Bright and early this morning we were on our way again.

Through Great Haywood and the junction with the Staff. & Worcs. Canal, this means we have completed the four counties ring in three and a half months, a new record for us.

We were soon passing Shugborough Hall with the follies in the grounds.

Way to go!! Narrowboat and Moto Guzzi!

You always know when you are approaching Rugeley, the power station dominates the scenery for miles.

One of the residents has a sense of humour and a reminder to some of the need to slow down when passing moored boats. The boat traffic today has been manic and the speed of some as they pass moorings shows no consideration, please note that none of the offenders we saw today were hire boats.
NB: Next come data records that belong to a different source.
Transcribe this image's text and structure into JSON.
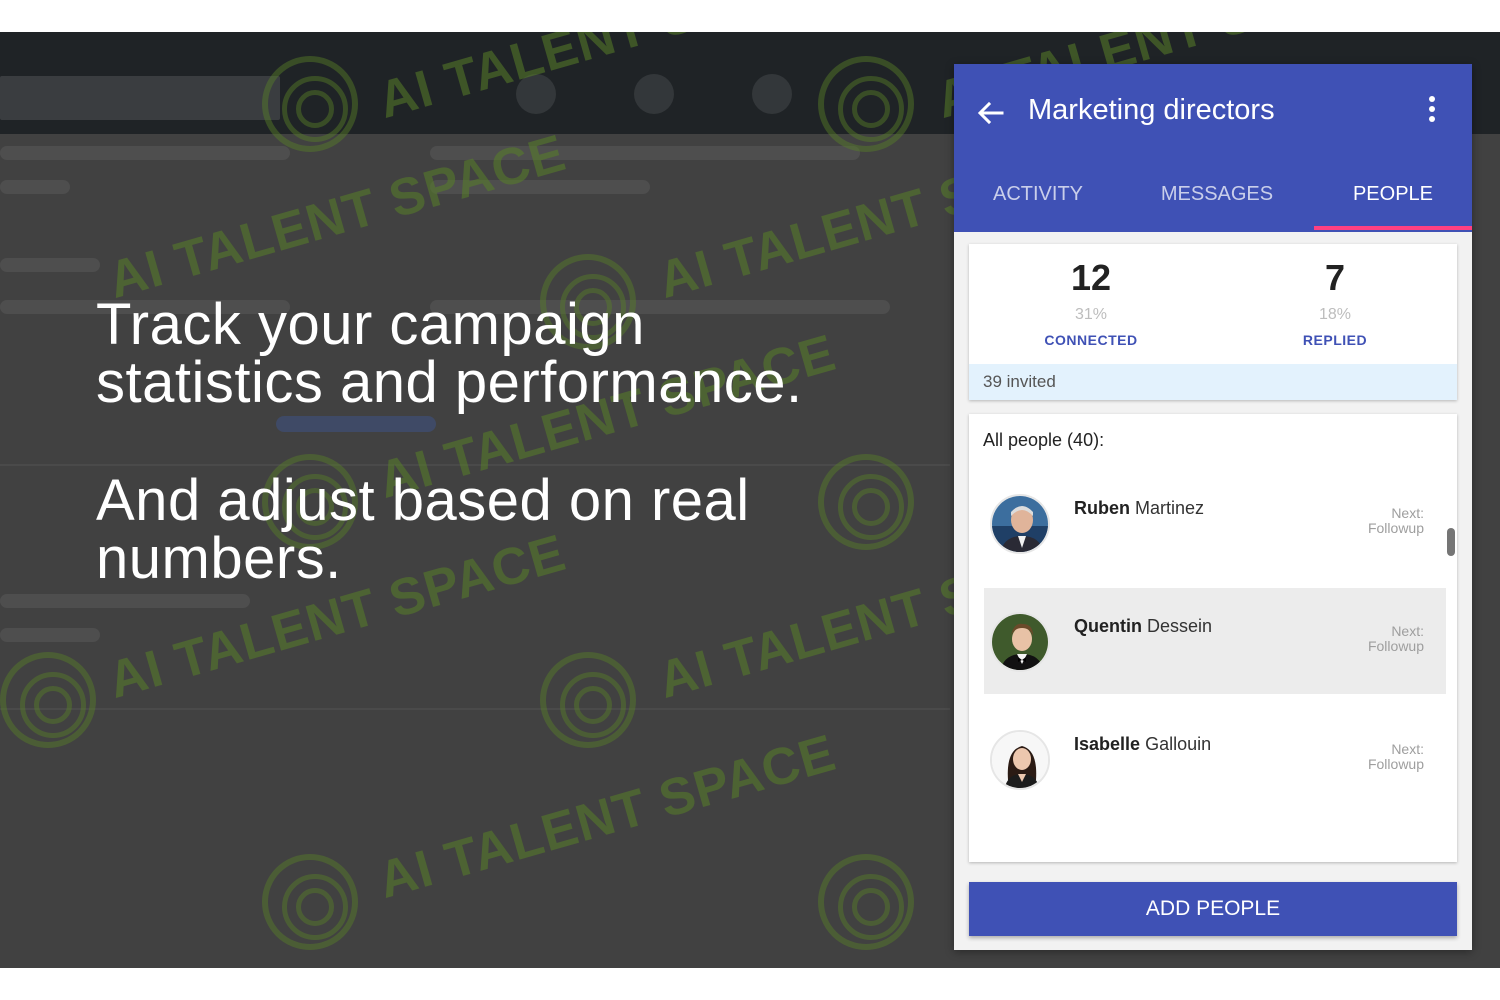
{
  "headline": {
    "line1a": "Track your campaign",
    "line1b": "statistics and performance.",
    "line2a": "And adjust based on real",
    "line2b": "numbers."
  },
  "watermark": {
    "text": "AI TALENT SPACE",
    "color": "#588028"
  },
  "card": {
    "title": "Marketing directors",
    "back_icon": "arrow-left-icon",
    "more_icon": "more-vertical-icon",
    "accent": "#3f51b5",
    "tab_indicator_color": "#ff4081",
    "tabs": [
      {
        "label": "ACTIVITY",
        "active": false
      },
      {
        "label": "MESSAGES",
        "active": false
      },
      {
        "label": "PEOPLE",
        "active": true
      }
    ],
    "stats": {
      "connected": {
        "value": "12",
        "percent": "31%",
        "label": "CONNECTED"
      },
      "replied": {
        "value": "7",
        "percent": "18%",
        "label": "REPLIED"
      },
      "invited": "39 invited"
    },
    "people": {
      "header": "All people (40):",
      "items": [
        {
          "first": "Ruben",
          "last": "Martinez",
          "next_label": "Next:",
          "next_value": "Followup",
          "highlighted": false
        },
        {
          "first": "Quentin",
          "last": "Dessein",
          "next_label": "Next:",
          "next_value": "Followup",
          "highlighted": true
        },
        {
          "first": "Isabelle",
          "last": "Gallouin",
          "next_label": "Next:",
          "next_value": "Followup",
          "highlighted": false
        }
      ]
    },
    "add_button": "ADD PEOPLE"
  }
}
Passing the Armitage-Shanks factory, lots of their most well known product on pallets in the yard. I know everyone puts this on their blog, so why should we be different?
Nature note:-
Yesterday we were sure we saw a swallow, today we definitely saw two flocks of them. Have you ever tried taking a photograph of a flying swallow? Don't bother.
Finally, a question.

Does anyone know what these flowers are? We passed a garden glowing with spring flowers but did not recognise these.
Moored tonight near Kings Bromley, we will be trying to negotiate Fradley Junction tomorrow, with the number of boats about that could prove interesting.

Watch this space.........

To Mike C. at Rugeley, will make a point of stopping next time we come through. Never pass up the chance to swing the lamp with naval types.


Nb Yarwood said...

I think the plants you spotted are fritillaries

Caroline and Martin said...

definitely fritillaries,it's Fritillaria imperialis or commonly known as the Crown Imperial, Imperial Fritillary or the Kaiser’s Crown, Caroline

Richard said...

Moored just in front of you at Salt last night had hoped to say hello this morning but you were pup very bright and early!!

NB Pendle Warter

Graham and Jill Findlay said...

How embarrassing, my last ever place of employment was a garden centre.
We are inclined to kick off early and stop while everyone else is on the move, it means we get the pick of the moorings!